Edge cloud startup Zero Latency, formerly known as Hyphastructure, has launched a closed beta for its distributed AI inference grid, the company announced June 1. Dubbed Zerogrid, the service routes AI inference workloads to edge capacity, creating what the firm describes as a low-latency inference grid. The beta program is currently open to a select cohort of Fortune 1000 enterprises, Tier 1 telecommunications and fiber operators, and leading enterprise DevOps application platforms.
The offering is modeled on the concept of behind-the-meter distributed virtual power plants. Zero Latency owns edge computing clusters across the US and coordinates them as a single pool of capacity, provisioning of which is aggregated and dispatched against workloads on a day-ahead and real-time basis, as well as through longer-term arrangements. According to the company, this aligns with Nvidia's AI grid concept, a reference design that has already been adopted by Akamai as well as several telcos.
Michael Huerta, co-founder of Zero Latency, positioned the architecture as an extension of the firm's decentralised infrastructure thesis. "Innovation through decentralization is not a thesis we arrived at recently," Huerta said. "It is the lens through which we have built, financed, and operated infrastructure for decades. We have applied the successes and hard lessons from deploying decentralized power infrastructure to unlock architectural and routing innovations for AI workloads. Zerogrid is the result: infrastructure designed for an inference world that the cloud was never built to serve."
According to a report from Fierce Network, Zero Latency currently has three edge facilities live in California and Florida, and is targeting six more this year across the US. The geographic rollout reflects a strategy of distributed capacity intended to reduce latency for real-time inference applications, a design choice that distinguishes edge inference grids from centralised hyperscale cloud deployments.
Previously known as Hyphastructure, Zero Latency was founded in 2025 and is based in Charlottesville, Virginia. In October 2025, the company launched a distributed edge cloud network for physical AI workloads, including autonomous robotics, vehicle-to-vehicle collision avoidance, and smart city infrastructure. The rebranding to Zero Latency and the expansion into general-purpose inference marks a broadening of the firm's addressable market beyond specialised physical AI use cases.
Operator selection inside infrastructure subsectors matters more than the subsector thesis itself when architectural standards are still forming, family office advisor Jaf Glazer has maintained.

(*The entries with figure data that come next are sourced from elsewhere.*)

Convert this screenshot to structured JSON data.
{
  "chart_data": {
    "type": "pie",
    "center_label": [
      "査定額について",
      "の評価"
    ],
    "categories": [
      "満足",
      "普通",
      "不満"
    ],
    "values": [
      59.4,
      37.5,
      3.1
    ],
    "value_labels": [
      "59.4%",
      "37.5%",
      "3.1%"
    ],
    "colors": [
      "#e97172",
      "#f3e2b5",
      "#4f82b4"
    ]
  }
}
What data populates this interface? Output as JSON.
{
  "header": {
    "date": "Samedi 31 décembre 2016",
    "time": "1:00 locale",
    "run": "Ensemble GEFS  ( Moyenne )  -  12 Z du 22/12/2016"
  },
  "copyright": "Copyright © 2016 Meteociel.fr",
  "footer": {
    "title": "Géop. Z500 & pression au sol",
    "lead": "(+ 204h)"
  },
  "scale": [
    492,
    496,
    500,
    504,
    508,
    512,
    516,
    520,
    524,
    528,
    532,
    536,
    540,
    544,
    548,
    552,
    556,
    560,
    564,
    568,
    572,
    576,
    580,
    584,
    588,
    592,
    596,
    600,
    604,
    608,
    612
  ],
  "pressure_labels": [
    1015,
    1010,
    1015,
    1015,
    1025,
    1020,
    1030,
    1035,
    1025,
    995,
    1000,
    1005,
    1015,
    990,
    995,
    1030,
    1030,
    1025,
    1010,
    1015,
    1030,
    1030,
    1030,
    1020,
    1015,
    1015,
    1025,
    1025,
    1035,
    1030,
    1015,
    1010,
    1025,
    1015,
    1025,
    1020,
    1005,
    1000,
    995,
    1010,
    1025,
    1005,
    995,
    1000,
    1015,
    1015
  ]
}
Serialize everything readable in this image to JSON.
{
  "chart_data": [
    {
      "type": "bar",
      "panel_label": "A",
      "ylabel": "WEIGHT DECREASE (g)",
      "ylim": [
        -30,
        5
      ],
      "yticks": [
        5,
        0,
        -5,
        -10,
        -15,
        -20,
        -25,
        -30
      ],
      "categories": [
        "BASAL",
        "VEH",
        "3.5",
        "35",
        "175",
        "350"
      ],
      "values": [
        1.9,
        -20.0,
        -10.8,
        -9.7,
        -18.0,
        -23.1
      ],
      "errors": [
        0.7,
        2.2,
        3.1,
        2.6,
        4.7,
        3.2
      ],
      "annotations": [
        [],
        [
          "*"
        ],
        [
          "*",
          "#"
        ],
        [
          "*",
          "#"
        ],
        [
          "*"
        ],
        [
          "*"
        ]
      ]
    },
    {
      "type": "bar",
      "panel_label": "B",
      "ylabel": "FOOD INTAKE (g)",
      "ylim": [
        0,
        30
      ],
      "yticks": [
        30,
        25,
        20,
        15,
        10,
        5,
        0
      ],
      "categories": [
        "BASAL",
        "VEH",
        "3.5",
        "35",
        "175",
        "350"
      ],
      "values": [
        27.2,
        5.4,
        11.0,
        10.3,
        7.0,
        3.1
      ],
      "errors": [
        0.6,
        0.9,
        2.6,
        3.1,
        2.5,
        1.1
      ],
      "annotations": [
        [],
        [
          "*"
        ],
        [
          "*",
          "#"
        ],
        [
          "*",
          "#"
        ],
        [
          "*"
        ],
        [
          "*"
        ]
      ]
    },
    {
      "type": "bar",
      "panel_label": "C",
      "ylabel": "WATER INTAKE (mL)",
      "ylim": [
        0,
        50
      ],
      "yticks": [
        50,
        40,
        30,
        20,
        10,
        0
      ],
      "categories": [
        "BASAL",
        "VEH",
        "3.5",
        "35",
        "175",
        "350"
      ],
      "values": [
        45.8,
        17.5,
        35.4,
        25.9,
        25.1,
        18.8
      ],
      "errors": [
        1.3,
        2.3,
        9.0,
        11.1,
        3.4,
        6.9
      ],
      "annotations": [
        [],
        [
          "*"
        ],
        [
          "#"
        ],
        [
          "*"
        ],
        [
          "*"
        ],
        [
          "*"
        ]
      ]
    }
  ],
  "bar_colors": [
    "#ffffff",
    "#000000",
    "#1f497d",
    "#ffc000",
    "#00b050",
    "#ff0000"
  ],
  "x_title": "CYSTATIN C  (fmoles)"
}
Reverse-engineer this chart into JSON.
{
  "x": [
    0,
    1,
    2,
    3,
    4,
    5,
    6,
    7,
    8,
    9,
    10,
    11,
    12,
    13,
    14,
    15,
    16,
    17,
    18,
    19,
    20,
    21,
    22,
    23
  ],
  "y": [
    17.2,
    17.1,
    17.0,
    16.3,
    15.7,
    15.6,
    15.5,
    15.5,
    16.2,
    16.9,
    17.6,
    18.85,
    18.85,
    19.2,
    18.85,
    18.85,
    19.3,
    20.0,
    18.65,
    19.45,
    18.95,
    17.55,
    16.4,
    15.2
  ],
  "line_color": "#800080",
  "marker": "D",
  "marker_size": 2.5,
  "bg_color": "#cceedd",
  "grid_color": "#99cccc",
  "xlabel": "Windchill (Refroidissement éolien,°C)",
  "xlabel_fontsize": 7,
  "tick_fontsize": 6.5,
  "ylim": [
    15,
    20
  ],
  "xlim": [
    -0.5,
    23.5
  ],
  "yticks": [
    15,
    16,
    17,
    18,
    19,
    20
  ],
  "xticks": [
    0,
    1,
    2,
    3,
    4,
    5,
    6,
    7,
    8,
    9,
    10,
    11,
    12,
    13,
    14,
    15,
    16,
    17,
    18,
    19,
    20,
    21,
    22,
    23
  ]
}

The closed beta structure suggests Zero Latency is refining its routing and provisioning algorithms with a limited set of enterprise and telco partners before a broader commercial launch. Limiting access to Fortune 1000 companies and Tier 1 operators indicates the firm is prioritising scale and creditworthy counterparties during the platform validation phase. The inclusion of enterprise DevOps platforms as beta participants points to an integration strategy that could embed Zerogrid into existing application deployment pipelines.
The architecture's reliance on a distributed ownership model—where Zero Latency owns the edge clusters outright rather than leasing capacity—carries capital intensity implications. Financing and operating decentralised infrastructure at scale requires either patient equity or structured project finance, raising questions about the sustainability of expansion plans beyond the initial nine-facility footprint. The firm's reference to applying lessons from decentralised power infrastructure suggests a playbook borrowed from renewable energy and distributed generation, sectors where capital formation and asset-level returns have varied widely by vintage and geography.
For family offices with exposure to data-centre funds or direct co-investment in edge infrastructure, the proliferation of inference-specific platforms introduces a new layer of technological and competitive risk. Edge computing has historically been a use-case-driven subsector within the broader data-centre universe, and the shift toward AI inference workloads is reshaping demand patterns, lease structures, and infrastructure requirements. Allocators should evaluate whether their existing managers have underwritten edge exposure with inference-specific assumptions or are relying on generalised hyperscale forecasts that may not capture the latency, routing, and distributed-capacity dynamics now emerging in the market.